Only her voice — soft and feminine — reveals her to be one of the continue sworn virgins in Albania: Women who set, act and are treated as men.

“I am happier like this,” she says. “I don’t regret it at all. Not a hair on my head does.”

In this strongly patriarchal the world where for centuries women had in effect no standing, sworn virgins enjoyed the same rights and respect as men. They could inherit property, work for a living and sit on the village diet, albeit without the right to vote.

The privileges came at a price. They took an oath of celibacy so could never have sexual relations. And they could never go back to being women.

There are no official figures, but Antonia Young, a inquiry equal at the University of Bradford in Britain who has studied the custom during more than a decade, estimates that Albania had about 100 sworn virgins in the early 1990s. That number is at this moment almost certainly a great deal of lower, as the practice and the women die out.

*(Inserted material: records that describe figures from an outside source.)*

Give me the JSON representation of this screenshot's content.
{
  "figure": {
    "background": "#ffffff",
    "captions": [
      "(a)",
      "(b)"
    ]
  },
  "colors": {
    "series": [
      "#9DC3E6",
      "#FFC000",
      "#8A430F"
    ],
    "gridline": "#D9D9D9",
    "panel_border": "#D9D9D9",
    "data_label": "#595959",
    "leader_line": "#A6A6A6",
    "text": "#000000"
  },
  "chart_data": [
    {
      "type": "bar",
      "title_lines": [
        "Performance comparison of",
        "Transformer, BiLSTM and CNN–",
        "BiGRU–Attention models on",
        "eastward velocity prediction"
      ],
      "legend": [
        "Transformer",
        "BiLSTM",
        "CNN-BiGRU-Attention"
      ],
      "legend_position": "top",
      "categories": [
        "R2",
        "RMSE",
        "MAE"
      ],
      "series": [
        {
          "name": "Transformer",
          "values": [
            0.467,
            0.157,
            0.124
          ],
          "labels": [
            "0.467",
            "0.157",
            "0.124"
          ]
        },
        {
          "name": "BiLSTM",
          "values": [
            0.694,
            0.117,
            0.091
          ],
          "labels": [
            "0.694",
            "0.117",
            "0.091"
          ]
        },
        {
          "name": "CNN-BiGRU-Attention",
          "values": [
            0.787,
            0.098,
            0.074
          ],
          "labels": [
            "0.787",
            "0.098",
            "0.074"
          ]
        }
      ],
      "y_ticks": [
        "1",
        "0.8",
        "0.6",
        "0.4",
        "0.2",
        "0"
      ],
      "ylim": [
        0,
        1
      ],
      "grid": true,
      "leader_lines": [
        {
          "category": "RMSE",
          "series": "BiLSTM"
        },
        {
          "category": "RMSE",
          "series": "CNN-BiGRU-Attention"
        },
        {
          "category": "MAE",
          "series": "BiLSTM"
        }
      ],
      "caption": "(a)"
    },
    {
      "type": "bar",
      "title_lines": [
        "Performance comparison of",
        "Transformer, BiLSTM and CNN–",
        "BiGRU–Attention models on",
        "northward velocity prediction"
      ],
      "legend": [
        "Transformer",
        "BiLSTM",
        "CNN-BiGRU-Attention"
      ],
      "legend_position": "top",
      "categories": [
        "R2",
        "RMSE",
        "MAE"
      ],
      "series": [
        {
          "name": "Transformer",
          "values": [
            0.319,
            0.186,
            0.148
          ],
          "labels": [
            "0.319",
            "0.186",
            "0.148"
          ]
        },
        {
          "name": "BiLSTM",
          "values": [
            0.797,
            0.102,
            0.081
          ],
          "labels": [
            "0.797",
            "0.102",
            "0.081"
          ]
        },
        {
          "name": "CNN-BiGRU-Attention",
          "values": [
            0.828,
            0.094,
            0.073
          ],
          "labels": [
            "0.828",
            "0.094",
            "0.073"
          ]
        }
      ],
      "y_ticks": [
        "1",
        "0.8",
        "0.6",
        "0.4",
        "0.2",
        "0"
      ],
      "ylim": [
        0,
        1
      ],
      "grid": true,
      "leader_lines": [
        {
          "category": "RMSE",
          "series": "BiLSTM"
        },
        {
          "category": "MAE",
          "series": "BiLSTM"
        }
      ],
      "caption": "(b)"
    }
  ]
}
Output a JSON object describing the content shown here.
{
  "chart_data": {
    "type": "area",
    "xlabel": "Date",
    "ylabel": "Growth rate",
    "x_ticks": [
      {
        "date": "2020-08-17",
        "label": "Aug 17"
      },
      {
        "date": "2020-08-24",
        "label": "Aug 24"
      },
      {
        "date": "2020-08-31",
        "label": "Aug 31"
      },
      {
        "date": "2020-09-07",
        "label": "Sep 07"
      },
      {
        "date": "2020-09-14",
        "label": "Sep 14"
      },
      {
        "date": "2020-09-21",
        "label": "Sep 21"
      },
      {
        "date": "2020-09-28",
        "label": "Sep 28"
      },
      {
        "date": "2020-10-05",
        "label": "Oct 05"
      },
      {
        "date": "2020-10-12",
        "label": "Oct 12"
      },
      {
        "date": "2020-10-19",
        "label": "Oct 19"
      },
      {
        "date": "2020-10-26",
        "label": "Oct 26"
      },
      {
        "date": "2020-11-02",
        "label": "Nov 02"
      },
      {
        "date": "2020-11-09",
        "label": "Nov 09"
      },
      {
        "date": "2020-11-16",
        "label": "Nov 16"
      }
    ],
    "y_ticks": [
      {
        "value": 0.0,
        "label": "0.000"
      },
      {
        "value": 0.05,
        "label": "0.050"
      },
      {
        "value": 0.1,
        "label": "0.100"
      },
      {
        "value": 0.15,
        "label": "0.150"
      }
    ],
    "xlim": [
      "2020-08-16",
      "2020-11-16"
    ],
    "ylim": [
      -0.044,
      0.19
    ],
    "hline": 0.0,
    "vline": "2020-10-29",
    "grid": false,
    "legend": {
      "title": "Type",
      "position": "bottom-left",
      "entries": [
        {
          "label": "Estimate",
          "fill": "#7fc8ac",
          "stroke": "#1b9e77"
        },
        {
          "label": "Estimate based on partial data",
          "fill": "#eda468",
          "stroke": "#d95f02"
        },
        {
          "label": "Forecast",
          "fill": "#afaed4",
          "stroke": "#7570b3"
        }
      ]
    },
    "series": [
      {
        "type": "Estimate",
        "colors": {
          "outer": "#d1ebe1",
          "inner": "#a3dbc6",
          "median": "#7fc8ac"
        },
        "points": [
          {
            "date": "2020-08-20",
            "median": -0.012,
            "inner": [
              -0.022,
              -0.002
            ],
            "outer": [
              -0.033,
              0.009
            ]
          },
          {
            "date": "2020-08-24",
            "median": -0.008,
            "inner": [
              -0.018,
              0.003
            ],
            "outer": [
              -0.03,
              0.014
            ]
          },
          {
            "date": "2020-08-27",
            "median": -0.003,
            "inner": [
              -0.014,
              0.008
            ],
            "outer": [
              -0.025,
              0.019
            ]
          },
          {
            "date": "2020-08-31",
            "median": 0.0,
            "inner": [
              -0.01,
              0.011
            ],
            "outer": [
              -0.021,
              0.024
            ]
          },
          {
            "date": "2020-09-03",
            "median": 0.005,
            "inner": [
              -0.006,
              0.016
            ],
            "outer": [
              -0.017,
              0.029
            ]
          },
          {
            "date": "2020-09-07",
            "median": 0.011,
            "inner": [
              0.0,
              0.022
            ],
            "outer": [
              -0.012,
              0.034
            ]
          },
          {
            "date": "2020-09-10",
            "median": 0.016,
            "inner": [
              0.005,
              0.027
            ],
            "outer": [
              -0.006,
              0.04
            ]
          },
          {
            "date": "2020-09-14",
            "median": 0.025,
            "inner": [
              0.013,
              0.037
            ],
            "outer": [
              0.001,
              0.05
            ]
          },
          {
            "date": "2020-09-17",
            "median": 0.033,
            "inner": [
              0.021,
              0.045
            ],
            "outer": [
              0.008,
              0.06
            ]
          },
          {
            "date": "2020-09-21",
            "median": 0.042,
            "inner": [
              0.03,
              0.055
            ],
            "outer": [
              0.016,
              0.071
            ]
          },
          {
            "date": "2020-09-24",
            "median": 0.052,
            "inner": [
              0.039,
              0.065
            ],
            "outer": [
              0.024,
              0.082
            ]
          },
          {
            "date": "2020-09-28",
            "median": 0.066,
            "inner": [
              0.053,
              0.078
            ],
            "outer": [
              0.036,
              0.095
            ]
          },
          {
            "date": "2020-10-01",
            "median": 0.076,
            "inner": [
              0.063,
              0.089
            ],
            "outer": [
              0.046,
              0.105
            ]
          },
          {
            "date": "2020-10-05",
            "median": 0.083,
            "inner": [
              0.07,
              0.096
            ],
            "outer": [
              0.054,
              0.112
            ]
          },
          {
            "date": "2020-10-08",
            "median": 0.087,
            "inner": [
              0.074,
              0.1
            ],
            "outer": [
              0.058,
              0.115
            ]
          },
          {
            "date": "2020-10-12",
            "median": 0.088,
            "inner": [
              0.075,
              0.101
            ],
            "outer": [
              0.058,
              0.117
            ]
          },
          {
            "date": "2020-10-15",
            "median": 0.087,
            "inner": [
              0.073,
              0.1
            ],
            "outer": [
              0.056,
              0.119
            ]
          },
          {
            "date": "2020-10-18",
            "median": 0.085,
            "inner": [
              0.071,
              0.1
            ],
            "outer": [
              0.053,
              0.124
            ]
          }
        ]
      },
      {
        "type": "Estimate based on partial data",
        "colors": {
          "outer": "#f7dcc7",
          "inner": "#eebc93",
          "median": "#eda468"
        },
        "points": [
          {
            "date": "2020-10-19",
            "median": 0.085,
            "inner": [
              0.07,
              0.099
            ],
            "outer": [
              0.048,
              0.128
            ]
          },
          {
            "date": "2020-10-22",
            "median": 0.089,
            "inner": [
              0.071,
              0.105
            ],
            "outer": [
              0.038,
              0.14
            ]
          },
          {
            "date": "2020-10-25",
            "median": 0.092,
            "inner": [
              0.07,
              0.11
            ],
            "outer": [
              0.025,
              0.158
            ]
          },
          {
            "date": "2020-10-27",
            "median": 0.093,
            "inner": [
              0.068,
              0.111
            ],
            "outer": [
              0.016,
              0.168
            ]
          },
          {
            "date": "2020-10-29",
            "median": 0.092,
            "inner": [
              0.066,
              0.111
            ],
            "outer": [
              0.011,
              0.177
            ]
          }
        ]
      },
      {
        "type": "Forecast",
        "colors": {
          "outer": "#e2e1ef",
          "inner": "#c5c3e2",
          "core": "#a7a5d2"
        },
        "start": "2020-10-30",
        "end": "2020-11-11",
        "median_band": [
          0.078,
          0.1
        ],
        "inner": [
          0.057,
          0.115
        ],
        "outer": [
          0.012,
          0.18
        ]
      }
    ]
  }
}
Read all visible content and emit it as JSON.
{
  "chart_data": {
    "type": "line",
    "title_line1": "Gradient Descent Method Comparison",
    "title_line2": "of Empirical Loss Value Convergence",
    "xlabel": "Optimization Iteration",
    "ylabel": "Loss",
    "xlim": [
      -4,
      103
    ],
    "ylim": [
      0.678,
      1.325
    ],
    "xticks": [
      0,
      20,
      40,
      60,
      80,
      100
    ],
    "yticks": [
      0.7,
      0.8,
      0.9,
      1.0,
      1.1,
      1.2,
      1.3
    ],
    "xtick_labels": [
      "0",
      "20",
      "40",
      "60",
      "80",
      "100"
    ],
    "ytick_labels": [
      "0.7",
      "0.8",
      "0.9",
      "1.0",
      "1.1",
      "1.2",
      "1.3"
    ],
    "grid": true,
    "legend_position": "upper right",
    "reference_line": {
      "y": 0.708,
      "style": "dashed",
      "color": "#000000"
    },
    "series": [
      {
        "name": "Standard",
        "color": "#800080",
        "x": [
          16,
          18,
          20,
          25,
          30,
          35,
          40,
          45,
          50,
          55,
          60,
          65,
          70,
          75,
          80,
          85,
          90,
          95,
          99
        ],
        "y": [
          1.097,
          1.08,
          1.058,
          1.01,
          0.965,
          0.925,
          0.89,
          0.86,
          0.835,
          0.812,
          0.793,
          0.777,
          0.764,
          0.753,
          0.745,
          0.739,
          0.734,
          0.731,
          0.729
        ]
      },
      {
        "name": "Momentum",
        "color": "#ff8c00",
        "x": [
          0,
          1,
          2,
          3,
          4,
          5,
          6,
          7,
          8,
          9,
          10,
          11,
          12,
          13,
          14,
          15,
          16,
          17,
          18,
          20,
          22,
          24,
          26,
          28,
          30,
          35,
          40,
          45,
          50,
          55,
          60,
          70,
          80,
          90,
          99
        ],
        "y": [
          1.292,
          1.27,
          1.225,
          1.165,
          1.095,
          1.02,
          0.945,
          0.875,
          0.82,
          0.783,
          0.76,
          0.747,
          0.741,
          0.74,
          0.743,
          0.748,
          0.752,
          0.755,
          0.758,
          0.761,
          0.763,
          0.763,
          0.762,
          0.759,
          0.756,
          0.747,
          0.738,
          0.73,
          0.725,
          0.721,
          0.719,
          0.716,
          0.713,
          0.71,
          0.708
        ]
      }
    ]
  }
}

The reasons for becoming a sworn virgin can have being practical — the head of the family dies with not one male heir. Or they be able to be emotional — the woman does not want to marry the man chosen for her.

In Albania, particularly in the impoverished rural north, it was practically unimaginable in spite of a woman to remain single and live lonely.

But by neat a body, Markgjoni was free. She could earn a living and eat and drink with men instead of being restricted to the kitchen. And she could take to one’s self two habits denied to a traditional Albanian woman: smoking and wearing a pocket timepiece.

The practice of sworn virgins stems from the Kanun, medieval laws handed into disgrace in words for generations before being codified in the early 20th century.